An “ideal” summary would answer the question: “Is Lovelock right? Does the Gaia concept describe how the earth works?” I hope you won’t be too disappointed if I fail to commit to an answer. Indeed the whole process of preparing my talk and then editing it for The Conversation would have been less fun if I had been working from a preconceived view.
At times Lovelock seems to equate “Gaia” with “earth system science” by asking “would you have bought The Vanishing Face of Earth System Science?” A more substantive question is to ask: “is the (strong) Gaia concept established science?”, to which the answer is “not yet, and maybe it never will be”.
We come back to the statement that for Gaia “we need another Newton…”. Would a complete theory be a matter of filling in the gaps, as 150 years of accumulating evidence has “filled in the details” in Darwinian evolution? Or would the survival of Gaian theory mean morphing into something different, in the way that continental drift morphed into plate tectonics?

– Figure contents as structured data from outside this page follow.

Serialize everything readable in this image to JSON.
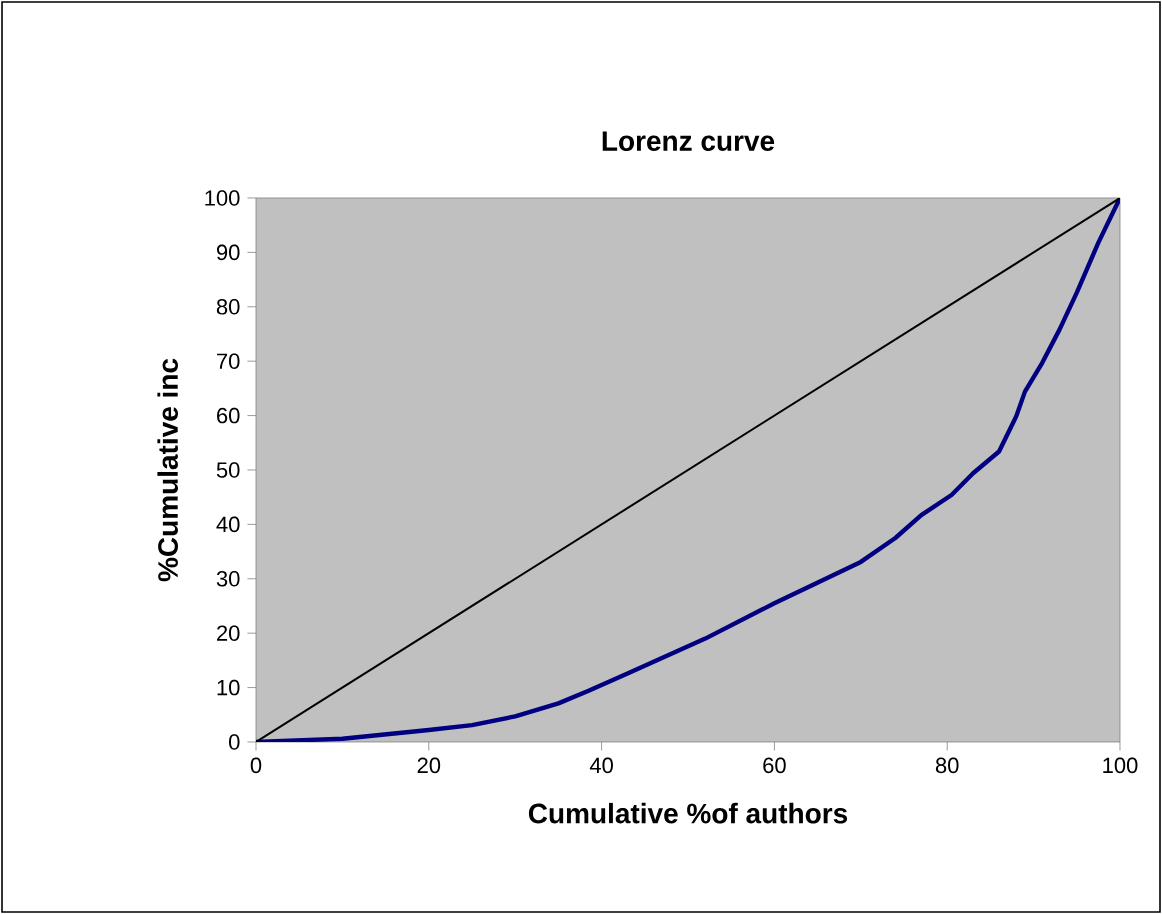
{
  "chart_data": {
    "type": "line",
    "title": "Lorenz curve",
    "xlabel": "Cumulative %of authors",
    "ylabel": "%Cumulative inc",
    "xlim": [
      0,
      100
    ],
    "ylim": [
      0,
      100
    ],
    "xticks": [
      0,
      20,
      40,
      60,
      80,
      100
    ],
    "yticks": [
      0,
      10,
      20,
      30,
      40,
      50,
      60,
      70,
      80,
      90,
      100
    ],
    "grid": false,
    "marker": "none",
    "line_style": "solid",
    "series": [
      {
        "color": "#000080",
        "x": [
          0,
          10,
          20,
          25,
          30,
          35,
          38.5,
          43,
          52,
          60,
          70,
          74,
          77,
          80.5,
          83,
          86,
          88,
          89,
          91,
          93,
          95,
          97.5,
          100
        ],
        "values": [
          0,
          0.6,
          2.2,
          3.1,
          4.7,
          7.1,
          9.4,
          12.6,
          19,
          25.5,
          33.1,
          37.5,
          41.7,
          45.4,
          49.4,
          53.4,
          59.9,
          64.4,
          69.7,
          75.8,
          82.6,
          91.8,
          100
        ]
      },
      {
        "color": "#000000",
        "x": [
          0,
          100
        ],
        "values": [
          0,
          100
        ]
      }
    ]
  }
}
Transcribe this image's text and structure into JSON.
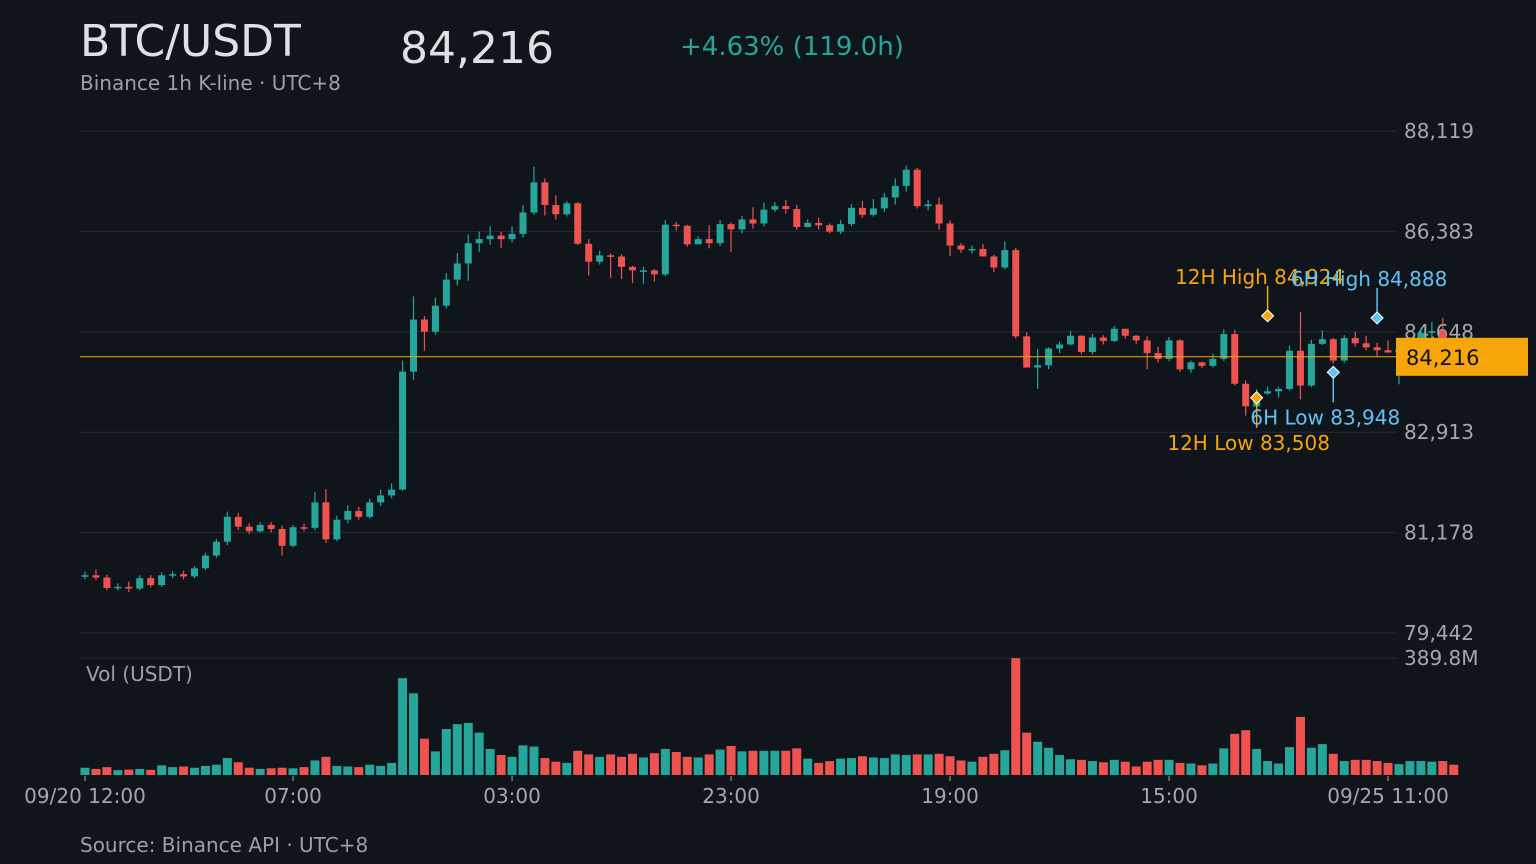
{
  "header": {
    "symbol": "BTC/USDT",
    "price": "84,216",
    "change": "+4.63% (119.0h)",
    "subtitle": "Binance 1h K-line · UTC+8"
  },
  "footer": {
    "source": "Source: Binance API · UTC+8"
  },
  "colors": {
    "background": "#10151c",
    "up": "#26a69a",
    "down": "#ef5350",
    "grid": "#232a33",
    "axis_text": "#a3a8ae",
    "price_line": "#f6a609",
    "annotation_12h": "#f6a609",
    "annotation_6h": "#64c1f3"
  },
  "chart_data": {
    "type": "candlestick",
    "interval": "1h",
    "y_ticks": [
      "88,119",
      "86,383",
      "84,648",
      "82,913",
      "81,178",
      "79,442"
    ],
    "ylim": [
      79442,
      88119
    ],
    "x_ticks": [
      {
        "index": 0,
        "label": "09/20 12:00"
      },
      {
        "index": 19,
        "label": "07:00"
      },
      {
        "index": 39,
        "label": "03:00"
      },
      {
        "index": 59,
        "label": "23:00"
      },
      {
        "index": 79,
        "label": "19:00"
      },
      {
        "index": 99,
        "label": "15:00"
      },
      {
        "index": 119,
        "label": "09/25 11:00"
      }
    ],
    "current_price": {
      "value": 84216,
      "label": "84,216"
    },
    "volume_label": "Vol (USDT)",
    "volume_max_label": "389.8M",
    "volume_max": 389.8,
    "annotations": [
      {
        "text": "12H High 84,924",
        "kind": "high",
        "group": "12h",
        "index": 108,
        "value": 84924
      },
      {
        "text": "12H Low 83,508",
        "kind": "low",
        "group": "12h",
        "index": 107,
        "value": 83508
      },
      {
        "text": "6H High 84,888",
        "kind": "high",
        "group": "6h",
        "index": 118,
        "value": 84888
      },
      {
        "text": "6H Low 83,948",
        "kind": "low",
        "group": "6h",
        "index": 114,
        "value": 83948
      }
    ],
    "candles": [
      [
        80420,
        80440,
        80370,
        80500,
        24
      ],
      [
        80440,
        80400,
        80360,
        80540,
        20
      ],
      [
        80400,
        80220,
        80180,
        80450,
        26
      ],
      [
        80220,
        80240,
        80180,
        80300,
        16
      ],
      [
        80240,
        80210,
        80150,
        80330,
        18
      ],
      [
        80210,
        80390,
        80180,
        80440,
        20
      ],
      [
        80390,
        80270,
        80230,
        80440,
        17
      ],
      [
        80270,
        80440,
        80240,
        80490,
        32
      ],
      [
        80440,
        80460,
        80390,
        80510,
        26
      ],
      [
        80460,
        80420,
        80370,
        80520,
        28
      ],
      [
        80420,
        80560,
        80390,
        80600,
        24
      ],
      [
        80560,
        80780,
        80530,
        80830,
        30
      ],
      [
        80780,
        81020,
        80740,
        81070,
        34
      ],
      [
        81020,
        81450,
        80960,
        81540,
        56
      ],
      [
        81450,
        81280,
        81220,
        81520,
        42
      ],
      [
        81280,
        81200,
        81150,
        81340,
        24
      ],
      [
        81200,
        81310,
        81180,
        81360,
        20
      ],
      [
        81310,
        81240,
        81180,
        81360,
        22
      ],
      [
        81240,
        80950,
        80780,
        81300,
        24
      ],
      [
        80950,
        81270,
        80920,
        81310,
        22
      ],
      [
        81270,
        81260,
        81200,
        81330,
        26
      ],
      [
        81260,
        81700,
        81220,
        81880,
        48
      ],
      [
        81700,
        81060,
        81000,
        81930,
        60
      ],
      [
        81060,
        81400,
        81030,
        81470,
        30
      ],
      [
        81400,
        81550,
        81340,
        81650,
        28
      ],
      [
        81550,
        81450,
        81400,
        81620,
        26
      ],
      [
        81450,
        81700,
        81420,
        81760,
        34
      ],
      [
        81700,
        81820,
        81640,
        81920,
        30
      ],
      [
        81820,
        81920,
        81770,
        82030,
        40
      ],
      [
        81920,
        83960,
        81900,
        84150,
        320
      ],
      [
        83960,
        84860,
        83820,
        85260,
        270
      ],
      [
        84860,
        84650,
        84320,
        84920,
        120
      ],
      [
        84650,
        85100,
        84600,
        85240,
        78
      ],
      [
        85100,
        85550,
        85050,
        85660,
        152
      ],
      [
        85550,
        85830,
        85450,
        86010,
        168
      ],
      [
        85830,
        86180,
        85530,
        86330,
        172
      ],
      [
        86180,
        86250,
        86030,
        86380,
        140
      ],
      [
        86250,
        86310,
        86150,
        86470,
        86
      ],
      [
        86310,
        86250,
        86100,
        86380,
        66
      ],
      [
        86250,
        86340,
        86190,
        86470,
        60
      ],
      [
        86340,
        86710,
        86280,
        86840,
        98
      ],
      [
        86710,
        87230,
        86670,
        87500,
        94
      ],
      [
        87230,
        86840,
        86660,
        87300,
        56
      ],
      [
        86840,
        86680,
        86590,
        87010,
        44
      ],
      [
        86680,
        86870,
        86640,
        86910,
        40
      ],
      [
        86870,
        86170,
        86150,
        86890,
        80
      ],
      [
        86170,
        85860,
        85620,
        86250,
        68
      ],
      [
        85860,
        85970,
        85810,
        86050,
        60
      ],
      [
        85970,
        85950,
        85580,
        86000,
        68
      ],
      [
        85950,
        85770,
        85560,
        85990,
        60
      ],
      [
        85770,
        85710,
        85490,
        85790,
        70
      ],
      [
        85710,
        85710,
        85480,
        85770,
        58
      ],
      [
        85710,
        85640,
        85520,
        85730,
        72
      ],
      [
        85640,
        86500,
        85610,
        86580,
        86
      ],
      [
        86500,
        86480,
        86400,
        86550,
        76
      ],
      [
        86480,
        86160,
        86120,
        86500,
        60
      ],
      [
        86160,
        86250,
        86170,
        86300,
        58
      ],
      [
        86250,
        86180,
        86090,
        86490,
        68
      ],
      [
        86180,
        86510,
        86130,
        86580,
        84
      ],
      [
        86510,
        86420,
        86030,
        86540,
        96
      ],
      [
        86420,
        86590,
        86350,
        86650,
        78
      ],
      [
        86590,
        86520,
        86430,
        86800,
        80
      ],
      [
        86520,
        86760,
        86470,
        86880,
        80
      ],
      [
        86760,
        86820,
        86720,
        86890,
        80
      ],
      [
        86820,
        86770,
        86690,
        86930,
        80
      ],
      [
        86770,
        86460,
        86410,
        86840,
        88
      ],
      [
        86460,
        86530,
        86450,
        86590,
        54
      ],
      [
        86530,
        86490,
        86420,
        86620,
        40
      ],
      [
        86490,
        86380,
        86350,
        86520,
        46
      ],
      [
        86380,
        86510,
        86340,
        86580,
        54
      ],
      [
        86510,
        86790,
        86470,
        86860,
        56
      ],
      [
        86790,
        86670,
        86620,
        86910,
        62
      ],
      [
        86670,
        86780,
        86640,
        86940,
        58
      ],
      [
        86780,
        86970,
        86720,
        87050,
        56
      ],
      [
        86970,
        87170,
        86850,
        87300,
        68
      ],
      [
        87170,
        87450,
        87070,
        87520,
        66
      ],
      [
        87450,
        86820,
        86780,
        87480,
        68
      ],
      [
        86820,
        86850,
        86750,
        86930,
        68
      ],
      [
        86850,
        86520,
        86410,
        86970,
        70
      ],
      [
        86520,
        86140,
        85960,
        86570,
        62
      ],
      [
        86140,
        86070,
        86010,
        86180,
        48
      ],
      [
        86070,
        86080,
        86000,
        86140,
        44
      ],
      [
        86080,
        85950,
        85960,
        86170,
        60
      ],
      [
        85950,
        85760,
        85680,
        85980,
        70
      ],
      [
        85760,
        86060,
        85730,
        86210,
        82
      ],
      [
        86060,
        84570,
        84530,
        86100,
        386
      ],
      [
        84570,
        84030,
        84040,
        84640,
        140
      ],
      [
        84030,
        84070,
        83660,
        84350,
        110
      ],
      [
        84070,
        84360,
        84000,
        84380,
        90
      ],
      [
        84360,
        84430,
        84280,
        84480,
        66
      ],
      [
        84430,
        84580,
        84410,
        84660,
        52
      ],
      [
        84580,
        84300,
        84260,
        84590,
        50
      ],
      [
        84300,
        84550,
        84260,
        84610,
        46
      ],
      [
        84550,
        84490,
        84430,
        84590,
        42
      ],
      [
        84490,
        84700,
        84470,
        84750,
        50
      ],
      [
        84700,
        84580,
        84530,
        84690,
        44
      ],
      [
        84580,
        84500,
        84440,
        84590,
        28
      ],
      [
        84500,
        84280,
        84000,
        84570,
        44
      ],
      [
        84280,
        84180,
        84120,
        84390,
        50
      ],
      [
        84180,
        84500,
        84140,
        84560,
        50
      ],
      [
        84500,
        84000,
        83960,
        84520,
        40
      ],
      [
        84000,
        84120,
        83940,
        84150,
        38
      ],
      [
        84120,
        84060,
        84020,
        84130,
        32
      ],
      [
        84060,
        84180,
        84030,
        84270,
        38
      ],
      [
        84180,
        84610,
        84140,
        84690,
        88
      ],
      [
        84610,
        83750,
        83720,
        84680,
        136
      ],
      [
        83750,
        83360,
        83200,
        83810,
        148
      ],
      [
        83360,
        83580,
        83350,
        83660,
        86
      ],
      [
        83580,
        83620,
        83560,
        83700,
        46
      ],
      [
        83620,
        83660,
        83510,
        83700,
        38
      ],
      [
        83660,
        84320,
        83630,
        84410,
        92
      ],
      [
        84320,
        83720,
        83480,
        84990,
        192
      ],
      [
        83720,
        84440,
        83690,
        84510,
        90
      ],
      [
        84440,
        84520,
        84420,
        84670,
        102
      ],
      [
        84520,
        84150,
        84100,
        84540,
        70
      ],
      [
        84150,
        84540,
        84110,
        84590,
        46
      ],
      [
        84540,
        84450,
        84390,
        84650,
        50
      ],
      [
        84450,
        84380,
        84330,
        84580,
        50
      ],
      [
        84380,
        84330,
        84230,
        84460,
        46
      ],
      [
        84330,
        84290,
        84290,
        84500,
        40
      ],
      [
        84290,
        84350,
        83740,
        84480,
        36
      ],
      [
        84350,
        84460,
        84320,
        84520,
        46
      ],
      [
        84460,
        84630,
        84410,
        84720,
        46
      ],
      [
        84630,
        84660,
        84540,
        84820,
        44
      ],
      [
        84660,
        84260,
        84210,
        84890,
        46
      ],
      [
        84260,
        84216,
        84180,
        84330,
        34
      ]
    ]
  }
}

My best guess is that if “strong” Gaian theory survives (with or without the name Gaia) it will be through some such similar transformation. The “innate Gaia” implied by negative feedbacks being an “automatic” consequence of an interaction between expanding life and a dissipative physical system may well be part of such a re-synthesis.
Assessing Lovelock’s role as a “key thinker” raises the question of whether, regardless of its validity, the Gaia hypothesis has had a positive influence on the development of earth system science. (Lovelock’s other contributions to science through instrumentation have been invaluable). If, as I do not, one equates Gaia to current earth system science then the question largely disappears — the implication is that the rest of science has caught up with Lovelock.

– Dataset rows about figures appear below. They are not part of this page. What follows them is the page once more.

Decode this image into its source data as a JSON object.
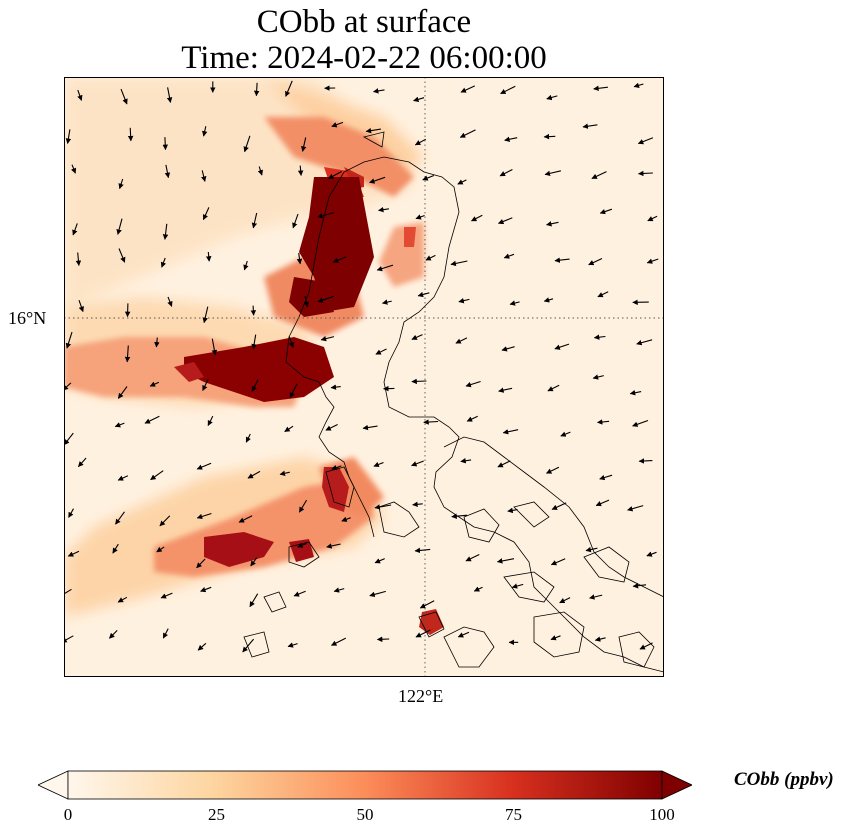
{
  "title": {
    "line1": "CObb at surface",
    "line2": "Time: 2024-02-22 06:00:00"
  },
  "map": {
    "variable": "CObb",
    "level": "surface",
    "gridlines": {
      "latitude_label": "16°N",
      "longitude_label": "122°E",
      "style": "dotted"
    },
    "features": [
      "coastlines",
      "wind-vectors",
      "concentration-field"
    ]
  },
  "colorbar": {
    "label": "CObb (ppbv)",
    "colormap": "OrRd",
    "range": [
      0,
      100
    ],
    "ticks": [
      "0",
      "25",
      "50",
      "75",
      "100"
    ],
    "extend": "both",
    "colors": [
      "#fff7ec",
      "#fdd49e",
      "#fc8d59",
      "#d7301f",
      "#7f0000"
    ]
  }
}
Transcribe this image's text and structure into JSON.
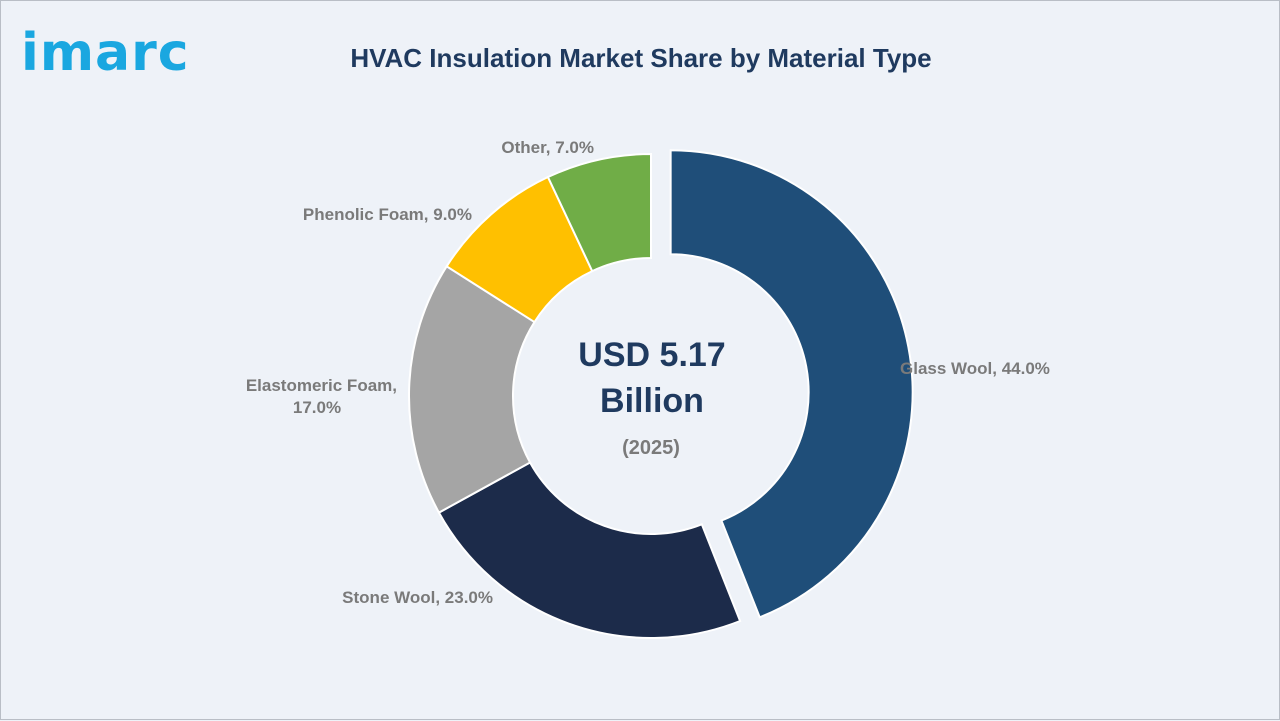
{
  "brand": {
    "logo_text": "imarc",
    "logo_color": "#1aa7e0"
  },
  "chart_data": {
    "type": "pie",
    "variant": "donut",
    "title": "HVAC Insulation Market Share by Material Type",
    "center_text": {
      "line1": "USD 5.17",
      "line2": "Billion",
      "line3": "(2025)"
    },
    "categories": [
      "Glass Wool",
      "Stone Wool",
      "Elastomeric Foam",
      "Phenolic Foam",
      "Other"
    ],
    "values": [
      44.0,
      23.0,
      17.0,
      9.0,
      7.0
    ],
    "unit": "%",
    "data_labels": [
      [
        "Glass Wool, 44.0%"
      ],
      [
        "Stone Wool, 23.0%"
      ],
      [
        "Elastomeric Foam,",
        "17.0%"
      ],
      [
        "Phenolic Foam, 9.0%"
      ],
      [
        "Other, 7.0%"
      ]
    ],
    "colors": [
      "#1f4e79",
      "#1c2b4a",
      "#a5a5a5",
      "#ffc000",
      "#70ad47"
    ],
    "exploded_slice": "Glass Wool",
    "start_angle": "12 o'clock",
    "direction": "clockwise",
    "legend": "none"
  }
}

My view is that even though “strong Gaia” and probably “innate Gaia” currently lie beyond the boundaries of established science, Lovelock’s role in pushing the boundaries of thinking about the earth system has spurred the thinking of many in the emerging earth system science community. This is a valuable legacy, regardless of the ultimate fate of his ideas.
This article is based on a lecture delivered in April 2009 as part of The University of Melbourne series of public lectures on Key Thinkers.